“If we think of any place we didn’t look, we’ll come back,” said McGurk peevishly. “You got away with it this time, I guess.”
“Kinda looks like it,” grinned Hashknife. “Mind tellin’ us what was in them pack sacks?”
McGurk looked him over coldly. He wanted to make some cutting remark, but Hashknife’s grin was too infectious. So McGurk grinned, although wearily, and mounted his horse.
“I don’t know what was in ’em,” he admitted. “I don’t know whether there was anythin’ in ’em or not. The rest of the story is just like I told it to you. Drugs are bein’ run across the line in big bunches, and if any man deserves killin’, it’s a drug-runner. Lotsa times I can forgive a horse-thief or a murderer, but not a drug-runner.”
“Same here,” said Hashknife thoughtfully. “Officer, you’ve got the story pretty straight, but there’s a few pages missin’. Go back to the border and try again next time. I reckon there’ll be a next time.”
“What do you mean?” queried McGurk.
“You’ll have to guess,” grinned Hashknife.

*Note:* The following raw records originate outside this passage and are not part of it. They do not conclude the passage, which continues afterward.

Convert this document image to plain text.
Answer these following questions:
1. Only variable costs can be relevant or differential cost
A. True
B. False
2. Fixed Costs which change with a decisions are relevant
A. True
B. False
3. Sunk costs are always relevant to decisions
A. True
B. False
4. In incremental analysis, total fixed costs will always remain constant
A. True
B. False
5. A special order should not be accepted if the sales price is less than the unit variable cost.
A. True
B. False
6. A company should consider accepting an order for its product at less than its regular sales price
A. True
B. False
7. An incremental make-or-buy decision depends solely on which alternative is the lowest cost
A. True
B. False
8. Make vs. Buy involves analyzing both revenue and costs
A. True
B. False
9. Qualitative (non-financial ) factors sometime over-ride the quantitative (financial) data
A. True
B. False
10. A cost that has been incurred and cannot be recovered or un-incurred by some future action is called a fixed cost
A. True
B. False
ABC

The three officers rode away, wondering what Hashknife meant, while the Tumbling H men lost no time in asking Hashknife what he meant. But Hashknife refused to say. He knew what it would mean to Big Medicine to have that cargo of drugs found on the Tumbling H, so he said nothing. Jack Hill, the invalid, heard what had been said, from just inside the front door, but asked no questions.
He went back to his seat in the shade at the rear of the ranch-house, where he re-read an old magazine. Hashknife, Sleepy, and Ike elected to spend their time at the corral, breaking a pair of colts, while Big Medicine, Musical, and Cleve saddled their horses and rode into the hills toward the border.